Feb 24, 2011
Google made a substantial revision to its search algorithm today, the company says. And while no one in particular is being called out, it’s clear that the big losers are content farms and related spammy-content producers who have been having an absolute field day on Google over the last couple of years.
11.8% of search queries have been “noticeably” updated, says Google – meaning there have been changes in the top 2-3 results.
Google is also making it clear that they have not used user data from a recent Chrome extension they released which lets users block specific sites in Google results that annoy them.
Google is saying they’ve compared the data they’ve collected from that extension to the sites most impacted in the new search rollout. 84% of the most blocked sites via the Chrome extension were impacted, they say.
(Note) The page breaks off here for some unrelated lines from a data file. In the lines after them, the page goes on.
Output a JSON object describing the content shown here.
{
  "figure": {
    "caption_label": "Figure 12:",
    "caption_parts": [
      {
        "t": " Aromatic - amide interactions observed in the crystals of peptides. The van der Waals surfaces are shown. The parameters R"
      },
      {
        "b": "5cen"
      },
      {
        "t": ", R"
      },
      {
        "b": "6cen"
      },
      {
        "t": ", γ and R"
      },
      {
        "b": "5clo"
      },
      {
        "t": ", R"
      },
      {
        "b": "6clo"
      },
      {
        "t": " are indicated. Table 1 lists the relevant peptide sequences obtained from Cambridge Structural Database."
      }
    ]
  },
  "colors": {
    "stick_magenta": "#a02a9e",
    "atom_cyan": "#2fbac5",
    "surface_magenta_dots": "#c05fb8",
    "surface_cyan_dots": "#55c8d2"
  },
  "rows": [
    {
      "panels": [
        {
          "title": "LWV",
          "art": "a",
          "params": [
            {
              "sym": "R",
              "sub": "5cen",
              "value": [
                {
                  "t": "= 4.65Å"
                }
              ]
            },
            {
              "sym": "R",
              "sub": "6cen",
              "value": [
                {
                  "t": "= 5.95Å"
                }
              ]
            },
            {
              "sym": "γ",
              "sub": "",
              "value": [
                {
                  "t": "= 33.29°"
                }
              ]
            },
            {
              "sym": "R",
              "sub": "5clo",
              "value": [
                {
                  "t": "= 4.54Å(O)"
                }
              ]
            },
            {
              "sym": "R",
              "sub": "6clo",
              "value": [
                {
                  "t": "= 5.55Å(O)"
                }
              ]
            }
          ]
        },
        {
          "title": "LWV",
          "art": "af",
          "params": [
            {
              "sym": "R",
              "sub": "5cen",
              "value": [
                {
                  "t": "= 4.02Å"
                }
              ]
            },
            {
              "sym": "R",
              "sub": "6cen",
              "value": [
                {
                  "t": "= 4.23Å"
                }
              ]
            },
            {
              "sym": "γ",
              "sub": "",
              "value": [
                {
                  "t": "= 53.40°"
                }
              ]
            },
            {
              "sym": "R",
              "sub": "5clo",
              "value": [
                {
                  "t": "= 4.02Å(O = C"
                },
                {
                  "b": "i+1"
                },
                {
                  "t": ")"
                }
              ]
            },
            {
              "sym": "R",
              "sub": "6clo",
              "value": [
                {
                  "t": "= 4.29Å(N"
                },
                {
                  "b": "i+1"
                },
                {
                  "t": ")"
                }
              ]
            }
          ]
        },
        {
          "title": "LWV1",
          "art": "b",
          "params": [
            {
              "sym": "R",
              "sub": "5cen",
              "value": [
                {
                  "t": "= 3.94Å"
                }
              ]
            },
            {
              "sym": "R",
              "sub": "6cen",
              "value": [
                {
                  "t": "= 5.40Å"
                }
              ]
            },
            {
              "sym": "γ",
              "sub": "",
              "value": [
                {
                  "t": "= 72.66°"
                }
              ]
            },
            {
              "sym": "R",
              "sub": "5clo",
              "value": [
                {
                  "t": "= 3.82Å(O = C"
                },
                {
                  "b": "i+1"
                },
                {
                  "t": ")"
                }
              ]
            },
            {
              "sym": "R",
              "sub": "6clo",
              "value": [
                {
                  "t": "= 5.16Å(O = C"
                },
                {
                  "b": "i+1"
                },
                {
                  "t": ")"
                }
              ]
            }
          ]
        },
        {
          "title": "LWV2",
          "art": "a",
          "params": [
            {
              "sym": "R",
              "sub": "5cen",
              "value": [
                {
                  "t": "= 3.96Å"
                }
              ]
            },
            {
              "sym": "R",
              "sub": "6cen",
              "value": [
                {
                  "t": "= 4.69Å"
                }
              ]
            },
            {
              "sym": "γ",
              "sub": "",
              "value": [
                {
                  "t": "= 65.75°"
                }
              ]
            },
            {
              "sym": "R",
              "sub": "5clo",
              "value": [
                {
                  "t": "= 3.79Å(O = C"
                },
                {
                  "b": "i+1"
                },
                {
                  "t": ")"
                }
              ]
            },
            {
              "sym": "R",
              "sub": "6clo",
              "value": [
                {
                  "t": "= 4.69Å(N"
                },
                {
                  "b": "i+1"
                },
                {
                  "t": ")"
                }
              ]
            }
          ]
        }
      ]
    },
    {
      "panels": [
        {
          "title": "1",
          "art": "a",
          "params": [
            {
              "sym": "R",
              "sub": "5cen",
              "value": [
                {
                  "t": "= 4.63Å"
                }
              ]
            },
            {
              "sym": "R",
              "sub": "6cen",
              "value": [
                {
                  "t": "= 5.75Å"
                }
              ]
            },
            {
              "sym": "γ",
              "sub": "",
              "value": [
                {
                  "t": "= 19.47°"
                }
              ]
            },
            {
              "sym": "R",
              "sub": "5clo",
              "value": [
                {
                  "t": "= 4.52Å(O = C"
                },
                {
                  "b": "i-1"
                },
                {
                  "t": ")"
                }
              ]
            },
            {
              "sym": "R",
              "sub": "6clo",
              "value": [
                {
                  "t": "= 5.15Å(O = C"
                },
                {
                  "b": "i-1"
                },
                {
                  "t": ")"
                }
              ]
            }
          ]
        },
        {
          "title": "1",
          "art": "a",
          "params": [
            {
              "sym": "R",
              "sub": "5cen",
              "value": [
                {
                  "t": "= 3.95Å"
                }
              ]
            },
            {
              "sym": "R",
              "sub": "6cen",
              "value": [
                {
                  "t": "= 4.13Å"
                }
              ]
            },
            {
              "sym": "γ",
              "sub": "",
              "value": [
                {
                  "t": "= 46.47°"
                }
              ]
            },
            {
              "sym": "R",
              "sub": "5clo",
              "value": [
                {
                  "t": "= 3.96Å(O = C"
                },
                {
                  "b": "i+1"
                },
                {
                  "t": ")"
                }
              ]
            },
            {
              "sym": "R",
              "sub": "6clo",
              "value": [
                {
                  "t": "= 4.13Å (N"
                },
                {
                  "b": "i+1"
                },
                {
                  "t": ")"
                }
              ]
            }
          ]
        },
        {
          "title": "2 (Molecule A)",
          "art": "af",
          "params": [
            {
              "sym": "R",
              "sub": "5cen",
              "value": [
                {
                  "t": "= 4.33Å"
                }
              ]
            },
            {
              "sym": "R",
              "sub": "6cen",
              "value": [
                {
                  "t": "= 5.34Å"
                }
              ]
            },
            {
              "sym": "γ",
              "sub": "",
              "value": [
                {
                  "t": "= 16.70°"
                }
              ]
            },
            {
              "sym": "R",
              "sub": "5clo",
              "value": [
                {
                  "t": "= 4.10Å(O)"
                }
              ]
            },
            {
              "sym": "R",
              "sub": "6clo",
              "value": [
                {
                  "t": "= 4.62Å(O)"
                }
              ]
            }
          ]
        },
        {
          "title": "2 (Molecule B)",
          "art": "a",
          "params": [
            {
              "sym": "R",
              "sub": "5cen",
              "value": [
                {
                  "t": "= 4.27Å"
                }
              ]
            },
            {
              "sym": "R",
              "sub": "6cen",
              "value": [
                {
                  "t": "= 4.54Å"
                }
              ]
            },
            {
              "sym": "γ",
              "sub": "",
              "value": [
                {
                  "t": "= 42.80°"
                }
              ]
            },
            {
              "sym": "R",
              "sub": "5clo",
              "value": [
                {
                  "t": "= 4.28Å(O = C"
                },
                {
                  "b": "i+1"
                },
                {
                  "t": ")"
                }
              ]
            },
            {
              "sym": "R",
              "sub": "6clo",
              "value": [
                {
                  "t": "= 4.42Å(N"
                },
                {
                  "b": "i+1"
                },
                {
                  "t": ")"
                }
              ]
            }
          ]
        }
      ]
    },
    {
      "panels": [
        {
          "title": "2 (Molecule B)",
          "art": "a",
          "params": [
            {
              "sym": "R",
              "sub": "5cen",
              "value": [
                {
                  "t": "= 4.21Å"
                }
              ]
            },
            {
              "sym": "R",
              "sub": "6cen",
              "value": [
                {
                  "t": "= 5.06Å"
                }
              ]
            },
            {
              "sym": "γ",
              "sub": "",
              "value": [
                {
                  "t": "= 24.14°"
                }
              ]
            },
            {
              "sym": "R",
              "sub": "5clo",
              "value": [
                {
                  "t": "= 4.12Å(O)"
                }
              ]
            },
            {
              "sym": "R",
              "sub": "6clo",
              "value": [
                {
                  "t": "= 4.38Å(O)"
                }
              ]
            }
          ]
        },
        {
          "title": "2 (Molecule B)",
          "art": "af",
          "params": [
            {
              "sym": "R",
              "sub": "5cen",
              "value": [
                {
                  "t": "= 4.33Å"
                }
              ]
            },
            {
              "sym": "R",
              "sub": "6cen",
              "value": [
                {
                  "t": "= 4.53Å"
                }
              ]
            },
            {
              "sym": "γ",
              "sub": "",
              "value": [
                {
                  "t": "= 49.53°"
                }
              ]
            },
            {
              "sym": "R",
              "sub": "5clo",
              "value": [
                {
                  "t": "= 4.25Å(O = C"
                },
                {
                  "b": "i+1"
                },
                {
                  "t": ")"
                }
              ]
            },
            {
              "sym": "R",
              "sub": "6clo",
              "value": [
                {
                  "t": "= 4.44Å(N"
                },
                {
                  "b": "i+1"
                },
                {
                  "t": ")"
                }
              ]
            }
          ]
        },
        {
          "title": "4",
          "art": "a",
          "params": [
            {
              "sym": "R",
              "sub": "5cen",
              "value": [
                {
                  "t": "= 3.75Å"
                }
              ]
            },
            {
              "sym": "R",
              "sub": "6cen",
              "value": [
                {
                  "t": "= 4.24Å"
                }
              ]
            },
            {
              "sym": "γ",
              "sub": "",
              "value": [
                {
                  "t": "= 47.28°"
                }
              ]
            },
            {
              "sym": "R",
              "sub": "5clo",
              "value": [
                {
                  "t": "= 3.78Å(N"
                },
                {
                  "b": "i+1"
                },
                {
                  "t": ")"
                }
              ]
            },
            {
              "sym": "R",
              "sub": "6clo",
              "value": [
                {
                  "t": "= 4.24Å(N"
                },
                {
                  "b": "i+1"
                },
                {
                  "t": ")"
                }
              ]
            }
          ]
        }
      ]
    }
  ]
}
What are those sites? Google isn’t saying. But the changes are designed to weed out low-value content, they say, such as content copied from other websites or non-useful content. That means sites like Demand Media, Associated Content and Mahalo are likely on the list. In a couple of months traffic data to those sites will likely confirm that they were impacted.
In a post a couple of weeks ago I heavily criticized Google for lack of quality search results, particularly in certain categories like travel and commerce. It’s unclear if these changes will fix all that, but I’m keeping an open mind.
And either way, the time when content farms dominated Google search results may be finally coming to an end. Cheers to that.